Do false-positives scare women away from mammograms?

Risk of false positives from mammograms

False-positive mammograms do increase anxiety, but the feeling is short-lived and most women go on to have breast screening in the future, new research suggests.

"Our study showed that anxiety from false-positive mammograms was temporary and did not affect a woman's overall well-being," said Anna Tosteson, a distinguished professor at Norris Cotton Cancer Center and the Dartmouth Institute for Health Policy and Clinical Practice, part of the Geisel School of Medicine at Dartmouth.

The researchers learned that the false-positive results had another effect. "We found that the false-positive experience made women more likely to say they would undergo screening [in the future]," she said.

The study was published online April 21 in JAMA Internal Medicine.

Before the new study, "the consensus was that false-positive exams are common and may cause anxiety for women and have an impact on their health-related quality of life," Tosteson said. "What was at issue was, how big an impact these [false-positives] have on general health and well-being in the long run."

What are the new mammogram guidelines?
Annual screenings beginning at age 40 are recommended by the American Cancer Society and many other organizations, but critics of annual screenings often cite anxiety due to false-positive results as a harm, and a reason to expand the screening interval recommendations.

The researchers evaluated data from a larger study on digital mammogram screening. They analyzed responses from more than 1,000 women, about half with false-positives, from interviews done right after the screening and again a year later.

The women answered questions about anxiety, their health-related quality of life and how likely they were to have a mammogram in the future.

Among those with a false-positive result, more than half said their anxiety was moderate or higher than moderate, and about 5 percent said their anxiety was extreme right after the screening result. "At one year, there was no measurable increase in anxiety for anyone," Tosteson said.

When asked if they planned to have another mammogram within the next two years, about 25 percent of the women with false-positives said they did, but just 14 percent of those who had negative results did.

The researchers also posed a hypothetical example, asking all the women if they would be willing to travel and stay overnight if a distant facility offered a screening method with fewer false-positives. The women who had gotten a false-positive were not more likely to agree to this, but women who said they anticipated being very anxious if they ever got a false-positive reading were about twice as likely to agree to the travel to avoid a false-positive.

"Women who had been through the experience didn't think it was such a bad thing," Tosteson said.

That finding didn't surprise an expert on screening results.

Overall, the study finding of transient anxiety "is actually very consistent with evidence we've seen over the years," said Robert Smith, the American Cancer Society's senior director of cancer screening, who commented on the study.

"It's not surprising that a false-positive causes anxiety and worry," he said, as breast cancer is rightfully one of women's greatest health concerns.

It's important to recognize that false-positives are inevitable, Smith said. What is needed is to reduce the frequency as much as possible, as technology improves, and "when they do occur ensure they are resolved as quickly as possible," he said. "That way we can reduce what is commonly referred to as the harms of false-positives, going forward."

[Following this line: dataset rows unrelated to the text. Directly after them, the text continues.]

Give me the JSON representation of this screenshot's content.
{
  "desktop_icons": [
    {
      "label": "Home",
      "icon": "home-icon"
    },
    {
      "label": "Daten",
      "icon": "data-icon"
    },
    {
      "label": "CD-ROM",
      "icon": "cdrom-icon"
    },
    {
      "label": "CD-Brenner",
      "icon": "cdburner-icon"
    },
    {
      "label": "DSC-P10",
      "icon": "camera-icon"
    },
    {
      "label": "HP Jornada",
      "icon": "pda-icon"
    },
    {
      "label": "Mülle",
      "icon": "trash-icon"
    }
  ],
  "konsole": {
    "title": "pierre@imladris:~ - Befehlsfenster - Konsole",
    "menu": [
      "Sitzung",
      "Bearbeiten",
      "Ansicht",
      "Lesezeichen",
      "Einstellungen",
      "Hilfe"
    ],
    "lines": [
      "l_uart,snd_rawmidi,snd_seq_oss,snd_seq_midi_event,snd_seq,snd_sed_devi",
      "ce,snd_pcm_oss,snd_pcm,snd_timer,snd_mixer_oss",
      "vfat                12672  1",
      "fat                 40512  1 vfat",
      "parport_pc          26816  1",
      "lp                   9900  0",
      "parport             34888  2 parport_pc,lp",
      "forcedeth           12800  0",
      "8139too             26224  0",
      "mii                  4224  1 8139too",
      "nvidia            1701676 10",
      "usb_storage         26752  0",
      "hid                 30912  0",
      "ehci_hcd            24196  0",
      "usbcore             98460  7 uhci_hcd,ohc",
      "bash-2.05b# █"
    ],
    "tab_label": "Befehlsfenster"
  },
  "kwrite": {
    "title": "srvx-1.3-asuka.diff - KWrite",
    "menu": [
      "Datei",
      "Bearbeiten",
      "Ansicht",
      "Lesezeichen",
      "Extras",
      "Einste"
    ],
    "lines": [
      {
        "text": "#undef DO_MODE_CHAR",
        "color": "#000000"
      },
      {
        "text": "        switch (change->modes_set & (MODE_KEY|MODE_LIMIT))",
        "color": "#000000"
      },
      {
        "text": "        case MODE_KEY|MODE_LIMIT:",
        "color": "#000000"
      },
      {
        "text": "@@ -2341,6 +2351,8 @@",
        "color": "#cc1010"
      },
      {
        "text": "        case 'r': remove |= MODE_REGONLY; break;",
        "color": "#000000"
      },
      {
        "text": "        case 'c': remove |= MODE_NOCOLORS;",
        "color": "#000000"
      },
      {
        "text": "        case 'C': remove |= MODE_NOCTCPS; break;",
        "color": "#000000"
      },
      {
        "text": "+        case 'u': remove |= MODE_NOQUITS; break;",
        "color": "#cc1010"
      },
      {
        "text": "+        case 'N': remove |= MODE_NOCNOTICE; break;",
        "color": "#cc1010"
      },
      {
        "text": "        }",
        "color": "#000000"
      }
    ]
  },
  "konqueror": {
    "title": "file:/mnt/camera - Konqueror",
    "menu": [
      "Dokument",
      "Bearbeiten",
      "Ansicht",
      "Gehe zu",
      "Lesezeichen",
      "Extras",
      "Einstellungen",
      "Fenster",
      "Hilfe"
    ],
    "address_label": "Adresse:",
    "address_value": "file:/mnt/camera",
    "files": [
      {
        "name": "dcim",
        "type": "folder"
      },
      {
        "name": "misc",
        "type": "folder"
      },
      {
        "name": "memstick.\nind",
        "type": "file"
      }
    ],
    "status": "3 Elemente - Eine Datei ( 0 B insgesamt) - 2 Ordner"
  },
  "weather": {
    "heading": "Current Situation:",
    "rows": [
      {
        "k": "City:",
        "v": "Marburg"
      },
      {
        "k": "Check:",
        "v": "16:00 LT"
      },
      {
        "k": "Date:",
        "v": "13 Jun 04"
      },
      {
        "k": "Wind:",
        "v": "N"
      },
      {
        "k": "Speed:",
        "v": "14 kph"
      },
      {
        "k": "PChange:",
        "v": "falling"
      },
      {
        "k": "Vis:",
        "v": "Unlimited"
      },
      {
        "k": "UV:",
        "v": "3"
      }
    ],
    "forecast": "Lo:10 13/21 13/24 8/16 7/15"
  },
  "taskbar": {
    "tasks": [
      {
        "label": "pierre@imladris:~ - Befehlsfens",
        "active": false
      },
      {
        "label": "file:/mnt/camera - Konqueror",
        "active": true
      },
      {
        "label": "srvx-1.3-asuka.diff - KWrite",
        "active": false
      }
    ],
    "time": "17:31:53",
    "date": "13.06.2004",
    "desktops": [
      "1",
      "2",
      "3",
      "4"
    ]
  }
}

The willingness of the women with false-positive results to undergo regular screening in the future, he said, simply reflects how committed women are to detecting any breast cancer in early stages.

Another expert said there's a possible benefit to such screening results.

"Maybe the false-positives make women more aware that breast cancer is a possibility," said Dr. Carol Lee, chair of the communications committee of the breast imaging commission of the American College of Radiology, who also reviewed the findings. "It makes it more real to them," said Lee, an attending radiologist at Memorial Sloan-Kettering Cancer Center, in New York City.

Lee often sees patients who are called back for further testing on what turns out to be a false-positive mammogram result. "When it turns out what we call the person back for is nothing significant, the woman will invariably say, 'Thank you for being careful.'"

One of Tosteson's co-researchers reports grants received or pending from companies involved with diagnostic imaging technology, and is a co-founder and board member of NextRay, Inc. The study was funded by the U.S. National Cancer Institute.